Millennial advisers can learn from watching their baby boomer predecessors as they approach retirement age but choose not to retire, writes Joni Youngwirth, the managing principal of practice management at Commonwealth Financial Network. She advises emerging advisers to stay well-rounded outside of work and to hire and delegate to smart coworkers, among other advice.
Robert Pozen, a senior lecturer at the MIT Sloan School of Management, explains how 401(k) plan sponsors can encourage participants to buy annuities. His suggestions include offering longevity annuities.
The popularity of fee-based annuities has increased, but if an advisor takes a fee from a nonqualified annuity, the transaction counts as a taxable event for the annuity's owner. Taking the fee from an account outside the annuity offers a workaround.
Retirees with a large amount of home equity can use a home equity conversion mortgage to pay for long-term care, advisor Bill Schmick writes. Rather than receiving a monthly payment immediately, the money can earn interest in an account at the mortgage company until it is needed.
Advisors are working to help retirees cope with what is expected to be the first interest-rate cut by the Federal Reserve in a decade. Advisors offer suggestions, including to avoid making a big move into high-risk investments just to get higher yields.
Advisory firms may need to rethink their career progression tracks to better accommodate millennials, who "are simply not wired to wait as long as previous generations of advisors did to excel in their careers," writes consultant Kelli Cruz. The challenge, notes Cruz, is striking an appropriate balance between learning and realistic expectations for advancement.

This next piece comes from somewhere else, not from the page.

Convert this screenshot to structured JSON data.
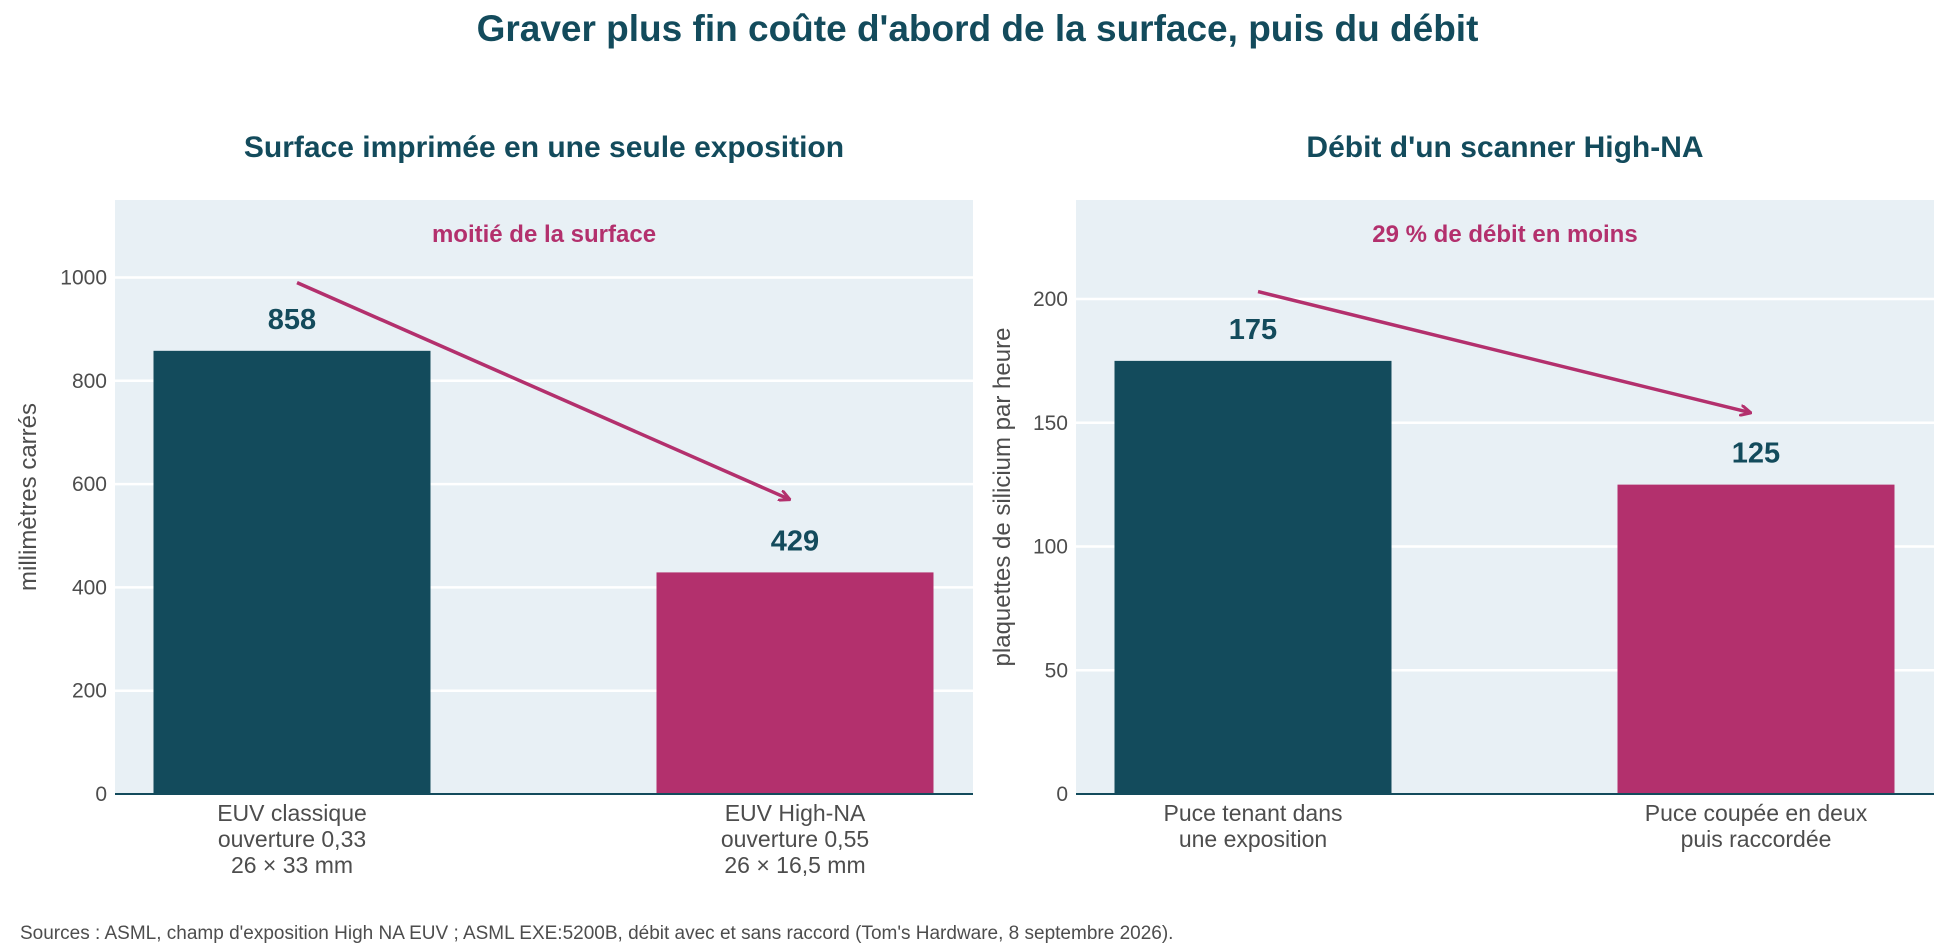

Financial advisors with an established practice need to bring in $6 million to $10 million a year in new assets to offset shrinkage of assets, writes Noel Swain of ProVest Wealth Advisors. Referrals can lead to some growth, but advisors also will need to prospect for clients and may even need to consider acquisitions, Swain adds.
Nearly 30% of US parents and grandparents have assisted younger family members with a real estate purchase, and 54% of those who did took the funds from their retirement savings, according to a survey by Legal & General. The survey also showed many parents do not seek advice from financial experts before making such decisions.
Mistakes retirees make can wind up costing them hundreds of thousands of dollars over time, writes Selena Maranjian. She looks at seven common missteps, including not signing up for Medicare on time, failing to take required minimum distributions and not accounting for long-term-care costs.
Investment managers specializing in socially responsible investing have attracted a net $8.4 billion in the first half of the year, according to Morningstar data, already topping last year's annual record of $5.4 billion.